Reaperware was born out of an idea of simplicity: to be able to make functional objects that fulfill the maker as well as the user. To provide a service that gave an aesthetic ‘vibe’ without feeling fussy, precious, and non useful.

Adam Miller, a gallerist who owns The Pit and an artist as well, began making larger ceramic forms relatively recently, a break from his practice that previously included painting and sculpture. A longtime fan of the form (having once worked in Sterling Ruby’s studio where he assisted in ceramic production), he became entranced with the tactile nature of the practice, and found the making process to be liberating; something apart from the theory-driven nature of painting.

He grew a ceramic practice under the urging of renowned ceramicist Tony Marsh, and is creating objects currently that straddle the line between art, design, and craft, noting that working with clay breaks down the hierarchical nature of those three disciplines. His ceramic work is currently represented internationally by The Future Perfect.

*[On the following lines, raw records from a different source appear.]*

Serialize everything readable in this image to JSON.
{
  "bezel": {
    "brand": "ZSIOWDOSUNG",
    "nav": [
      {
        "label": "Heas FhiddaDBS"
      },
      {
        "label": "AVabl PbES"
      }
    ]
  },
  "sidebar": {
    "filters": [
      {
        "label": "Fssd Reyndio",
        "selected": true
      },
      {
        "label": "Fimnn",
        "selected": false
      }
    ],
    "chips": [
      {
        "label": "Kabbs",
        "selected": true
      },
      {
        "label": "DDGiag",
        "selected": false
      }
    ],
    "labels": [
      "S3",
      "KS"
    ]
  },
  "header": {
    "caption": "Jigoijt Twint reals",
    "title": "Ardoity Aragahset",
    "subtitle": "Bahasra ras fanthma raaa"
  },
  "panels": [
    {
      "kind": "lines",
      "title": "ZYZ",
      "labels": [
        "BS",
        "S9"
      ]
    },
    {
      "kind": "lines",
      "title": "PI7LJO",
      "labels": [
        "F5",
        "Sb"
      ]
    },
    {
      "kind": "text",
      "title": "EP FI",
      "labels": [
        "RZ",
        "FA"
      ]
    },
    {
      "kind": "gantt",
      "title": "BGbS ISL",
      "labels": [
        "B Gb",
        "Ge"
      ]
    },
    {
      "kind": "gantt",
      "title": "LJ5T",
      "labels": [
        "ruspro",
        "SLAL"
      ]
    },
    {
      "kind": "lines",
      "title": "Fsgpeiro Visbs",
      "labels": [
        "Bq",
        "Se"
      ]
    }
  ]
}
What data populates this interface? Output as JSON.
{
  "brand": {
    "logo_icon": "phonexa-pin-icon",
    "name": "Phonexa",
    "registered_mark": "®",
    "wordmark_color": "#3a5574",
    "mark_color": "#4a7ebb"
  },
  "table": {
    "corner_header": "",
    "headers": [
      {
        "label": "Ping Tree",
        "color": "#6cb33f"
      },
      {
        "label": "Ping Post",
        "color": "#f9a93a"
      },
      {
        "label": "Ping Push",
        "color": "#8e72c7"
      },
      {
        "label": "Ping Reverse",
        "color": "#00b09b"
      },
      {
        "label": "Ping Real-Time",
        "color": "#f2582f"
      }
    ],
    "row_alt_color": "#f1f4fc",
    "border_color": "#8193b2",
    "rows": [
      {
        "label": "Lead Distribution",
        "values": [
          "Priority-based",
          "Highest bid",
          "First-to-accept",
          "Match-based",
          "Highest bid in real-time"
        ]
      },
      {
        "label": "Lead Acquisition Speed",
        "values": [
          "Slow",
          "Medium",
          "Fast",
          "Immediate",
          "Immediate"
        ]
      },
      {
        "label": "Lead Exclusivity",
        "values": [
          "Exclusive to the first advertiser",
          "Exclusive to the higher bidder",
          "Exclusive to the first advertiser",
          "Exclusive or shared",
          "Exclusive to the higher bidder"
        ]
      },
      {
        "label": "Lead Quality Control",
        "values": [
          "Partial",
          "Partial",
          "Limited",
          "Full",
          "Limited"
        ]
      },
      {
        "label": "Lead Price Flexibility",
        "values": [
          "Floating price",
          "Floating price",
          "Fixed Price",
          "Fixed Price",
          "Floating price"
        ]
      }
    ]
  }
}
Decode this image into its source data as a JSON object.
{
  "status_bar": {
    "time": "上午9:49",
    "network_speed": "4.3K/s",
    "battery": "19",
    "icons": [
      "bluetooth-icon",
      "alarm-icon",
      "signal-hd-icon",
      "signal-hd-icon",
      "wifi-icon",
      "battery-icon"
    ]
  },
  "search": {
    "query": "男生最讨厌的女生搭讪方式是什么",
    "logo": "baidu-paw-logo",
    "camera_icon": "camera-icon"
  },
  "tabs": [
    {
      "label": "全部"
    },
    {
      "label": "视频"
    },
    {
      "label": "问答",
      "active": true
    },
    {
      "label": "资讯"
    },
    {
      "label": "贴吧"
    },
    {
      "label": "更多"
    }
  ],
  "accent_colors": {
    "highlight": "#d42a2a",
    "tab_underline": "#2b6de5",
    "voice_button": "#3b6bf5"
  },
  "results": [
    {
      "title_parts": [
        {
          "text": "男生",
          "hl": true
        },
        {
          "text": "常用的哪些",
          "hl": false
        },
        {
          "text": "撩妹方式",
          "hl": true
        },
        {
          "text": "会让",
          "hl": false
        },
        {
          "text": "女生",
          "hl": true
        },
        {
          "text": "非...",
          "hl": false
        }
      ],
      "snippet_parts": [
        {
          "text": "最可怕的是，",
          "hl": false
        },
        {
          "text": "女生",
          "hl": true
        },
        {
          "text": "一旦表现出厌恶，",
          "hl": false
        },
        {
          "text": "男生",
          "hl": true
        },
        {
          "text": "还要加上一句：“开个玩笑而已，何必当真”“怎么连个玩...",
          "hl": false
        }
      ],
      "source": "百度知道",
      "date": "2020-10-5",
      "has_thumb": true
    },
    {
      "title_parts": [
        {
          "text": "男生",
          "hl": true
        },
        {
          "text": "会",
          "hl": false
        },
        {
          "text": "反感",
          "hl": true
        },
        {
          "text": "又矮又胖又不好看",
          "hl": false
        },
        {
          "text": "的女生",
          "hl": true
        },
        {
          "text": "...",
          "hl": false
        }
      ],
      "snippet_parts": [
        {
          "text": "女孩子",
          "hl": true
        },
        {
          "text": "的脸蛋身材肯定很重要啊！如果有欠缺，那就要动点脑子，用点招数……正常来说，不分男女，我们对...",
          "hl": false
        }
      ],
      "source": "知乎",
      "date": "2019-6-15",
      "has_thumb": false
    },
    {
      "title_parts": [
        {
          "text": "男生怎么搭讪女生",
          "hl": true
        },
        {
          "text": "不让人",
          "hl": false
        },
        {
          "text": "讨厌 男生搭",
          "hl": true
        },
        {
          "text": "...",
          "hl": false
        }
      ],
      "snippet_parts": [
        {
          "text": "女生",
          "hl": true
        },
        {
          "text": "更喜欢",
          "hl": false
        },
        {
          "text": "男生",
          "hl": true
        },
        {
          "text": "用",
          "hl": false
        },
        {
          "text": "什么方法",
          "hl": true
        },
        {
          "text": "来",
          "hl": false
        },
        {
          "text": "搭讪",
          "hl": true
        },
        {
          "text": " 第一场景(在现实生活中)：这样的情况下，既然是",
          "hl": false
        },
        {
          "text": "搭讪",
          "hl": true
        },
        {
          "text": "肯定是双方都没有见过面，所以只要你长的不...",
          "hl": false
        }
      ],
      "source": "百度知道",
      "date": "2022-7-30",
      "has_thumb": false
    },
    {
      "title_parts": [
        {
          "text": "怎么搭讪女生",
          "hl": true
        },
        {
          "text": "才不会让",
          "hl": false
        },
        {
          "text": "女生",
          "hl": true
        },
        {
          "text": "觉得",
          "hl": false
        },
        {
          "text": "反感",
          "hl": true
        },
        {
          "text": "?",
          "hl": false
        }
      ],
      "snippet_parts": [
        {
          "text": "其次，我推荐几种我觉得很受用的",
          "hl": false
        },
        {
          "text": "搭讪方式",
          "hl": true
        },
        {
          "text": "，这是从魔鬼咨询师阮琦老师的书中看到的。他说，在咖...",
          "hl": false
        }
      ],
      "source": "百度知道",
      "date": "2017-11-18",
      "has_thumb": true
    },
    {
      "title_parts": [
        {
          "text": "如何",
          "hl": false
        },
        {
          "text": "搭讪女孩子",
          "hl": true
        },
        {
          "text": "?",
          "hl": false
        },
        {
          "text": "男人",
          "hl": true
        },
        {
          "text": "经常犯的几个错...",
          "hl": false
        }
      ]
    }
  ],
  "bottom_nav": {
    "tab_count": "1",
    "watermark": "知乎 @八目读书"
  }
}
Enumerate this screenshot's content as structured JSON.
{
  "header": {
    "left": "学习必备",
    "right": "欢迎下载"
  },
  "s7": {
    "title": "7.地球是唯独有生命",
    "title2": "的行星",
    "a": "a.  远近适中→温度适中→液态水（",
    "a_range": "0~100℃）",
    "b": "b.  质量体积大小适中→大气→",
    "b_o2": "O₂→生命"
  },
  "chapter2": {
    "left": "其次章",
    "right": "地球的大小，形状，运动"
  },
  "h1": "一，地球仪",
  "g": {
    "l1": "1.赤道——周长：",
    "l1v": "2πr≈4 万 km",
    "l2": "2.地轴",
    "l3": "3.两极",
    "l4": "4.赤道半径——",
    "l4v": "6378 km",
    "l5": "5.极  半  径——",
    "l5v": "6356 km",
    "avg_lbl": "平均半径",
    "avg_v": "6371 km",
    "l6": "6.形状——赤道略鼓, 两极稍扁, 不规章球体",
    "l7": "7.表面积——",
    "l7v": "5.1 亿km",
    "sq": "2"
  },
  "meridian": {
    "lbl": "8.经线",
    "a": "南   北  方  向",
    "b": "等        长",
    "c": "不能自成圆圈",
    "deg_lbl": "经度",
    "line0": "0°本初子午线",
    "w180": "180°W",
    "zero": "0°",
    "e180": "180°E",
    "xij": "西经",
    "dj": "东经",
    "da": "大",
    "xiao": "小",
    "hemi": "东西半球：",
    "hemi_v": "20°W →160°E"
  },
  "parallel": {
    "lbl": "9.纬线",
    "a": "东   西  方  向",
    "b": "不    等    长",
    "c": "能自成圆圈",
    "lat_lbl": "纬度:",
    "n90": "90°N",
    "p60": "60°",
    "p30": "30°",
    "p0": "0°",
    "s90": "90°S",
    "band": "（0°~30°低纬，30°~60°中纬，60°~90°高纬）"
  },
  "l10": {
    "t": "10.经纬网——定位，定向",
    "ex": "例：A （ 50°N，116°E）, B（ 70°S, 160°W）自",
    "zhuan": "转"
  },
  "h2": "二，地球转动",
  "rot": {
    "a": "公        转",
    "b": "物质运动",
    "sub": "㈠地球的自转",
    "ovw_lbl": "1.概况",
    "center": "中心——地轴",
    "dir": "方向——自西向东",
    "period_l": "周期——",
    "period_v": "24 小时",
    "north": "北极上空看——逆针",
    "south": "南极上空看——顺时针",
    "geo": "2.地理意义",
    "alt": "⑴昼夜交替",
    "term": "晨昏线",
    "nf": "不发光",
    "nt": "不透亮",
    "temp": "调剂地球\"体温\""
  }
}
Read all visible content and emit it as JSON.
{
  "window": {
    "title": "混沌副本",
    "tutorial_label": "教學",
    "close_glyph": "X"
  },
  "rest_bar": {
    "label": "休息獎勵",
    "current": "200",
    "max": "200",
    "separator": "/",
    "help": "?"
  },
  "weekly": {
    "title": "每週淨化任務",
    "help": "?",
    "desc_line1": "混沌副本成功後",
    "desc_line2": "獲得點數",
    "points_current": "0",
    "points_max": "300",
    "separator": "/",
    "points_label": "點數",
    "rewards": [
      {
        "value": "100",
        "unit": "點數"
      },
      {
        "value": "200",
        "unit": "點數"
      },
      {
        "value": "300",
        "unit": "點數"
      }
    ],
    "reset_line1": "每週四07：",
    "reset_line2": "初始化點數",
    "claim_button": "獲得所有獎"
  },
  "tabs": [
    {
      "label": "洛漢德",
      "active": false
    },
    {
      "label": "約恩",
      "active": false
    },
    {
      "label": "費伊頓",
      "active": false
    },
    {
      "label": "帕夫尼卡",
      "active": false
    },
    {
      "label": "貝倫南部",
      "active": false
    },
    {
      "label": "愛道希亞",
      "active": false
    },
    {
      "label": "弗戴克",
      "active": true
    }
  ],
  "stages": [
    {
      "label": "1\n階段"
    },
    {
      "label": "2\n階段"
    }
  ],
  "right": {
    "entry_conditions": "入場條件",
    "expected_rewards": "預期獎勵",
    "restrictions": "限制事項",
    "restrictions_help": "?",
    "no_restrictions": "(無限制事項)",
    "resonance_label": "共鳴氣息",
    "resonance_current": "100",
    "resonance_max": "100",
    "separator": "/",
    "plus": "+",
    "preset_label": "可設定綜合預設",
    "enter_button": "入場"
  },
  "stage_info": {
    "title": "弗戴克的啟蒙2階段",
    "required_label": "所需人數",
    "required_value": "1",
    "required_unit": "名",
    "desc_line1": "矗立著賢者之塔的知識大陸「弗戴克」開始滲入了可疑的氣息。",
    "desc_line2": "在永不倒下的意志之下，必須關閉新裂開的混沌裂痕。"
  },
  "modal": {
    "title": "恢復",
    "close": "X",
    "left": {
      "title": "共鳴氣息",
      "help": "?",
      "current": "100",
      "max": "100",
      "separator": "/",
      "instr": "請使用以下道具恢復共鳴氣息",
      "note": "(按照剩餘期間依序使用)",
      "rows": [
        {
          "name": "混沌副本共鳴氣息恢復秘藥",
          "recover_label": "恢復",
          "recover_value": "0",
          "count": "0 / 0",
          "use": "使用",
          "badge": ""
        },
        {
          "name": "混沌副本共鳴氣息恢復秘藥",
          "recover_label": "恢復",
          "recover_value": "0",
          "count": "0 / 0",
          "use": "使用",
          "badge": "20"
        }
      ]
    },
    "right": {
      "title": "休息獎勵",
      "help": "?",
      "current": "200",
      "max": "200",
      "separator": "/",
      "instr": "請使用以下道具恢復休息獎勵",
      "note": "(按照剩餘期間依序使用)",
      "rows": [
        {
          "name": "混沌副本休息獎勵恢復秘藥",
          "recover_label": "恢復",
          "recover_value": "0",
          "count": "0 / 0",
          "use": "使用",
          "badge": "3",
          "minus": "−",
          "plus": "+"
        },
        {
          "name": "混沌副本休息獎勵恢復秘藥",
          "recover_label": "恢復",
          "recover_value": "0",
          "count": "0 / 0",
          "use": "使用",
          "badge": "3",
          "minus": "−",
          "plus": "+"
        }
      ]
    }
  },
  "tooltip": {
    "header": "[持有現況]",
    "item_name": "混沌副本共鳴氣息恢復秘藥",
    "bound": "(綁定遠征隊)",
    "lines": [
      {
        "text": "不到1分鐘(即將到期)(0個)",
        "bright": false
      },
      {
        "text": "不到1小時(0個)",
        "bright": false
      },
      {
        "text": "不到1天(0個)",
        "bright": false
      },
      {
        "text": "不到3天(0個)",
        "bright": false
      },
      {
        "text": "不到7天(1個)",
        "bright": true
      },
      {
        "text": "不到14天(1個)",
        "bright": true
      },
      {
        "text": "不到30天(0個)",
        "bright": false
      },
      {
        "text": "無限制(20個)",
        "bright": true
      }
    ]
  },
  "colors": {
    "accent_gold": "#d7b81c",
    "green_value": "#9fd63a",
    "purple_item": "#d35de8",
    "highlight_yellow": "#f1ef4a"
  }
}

In the process of creating these larger scale ceramic works, an idea evolved: why not make the goods we all need to use? Reaperware has evolved from this idea - actually meaningful objects imbued with a handmade quality.

Each piece throughout the collection is singular, as each one is handmade in conjunction with Grace Ha, the lead fabricator for Reaperware. That said, each piece is meant to be used, and actually enjoyed, and not just an adornment for a table setting. 

The name? The name is a nod to Adam’s youth which, like many of us, included metal, punk, goth, new wave and pulp horror films. The logo was created in collaboration with his young son, River, who was drawing ghosts, and Adam started to draw alongside and the Reaper was born. A tongue in cheek reminder to be in the moment, and not take any of this too seriously. Serve yourself, serve your friends, enjoy your time together, and repeat!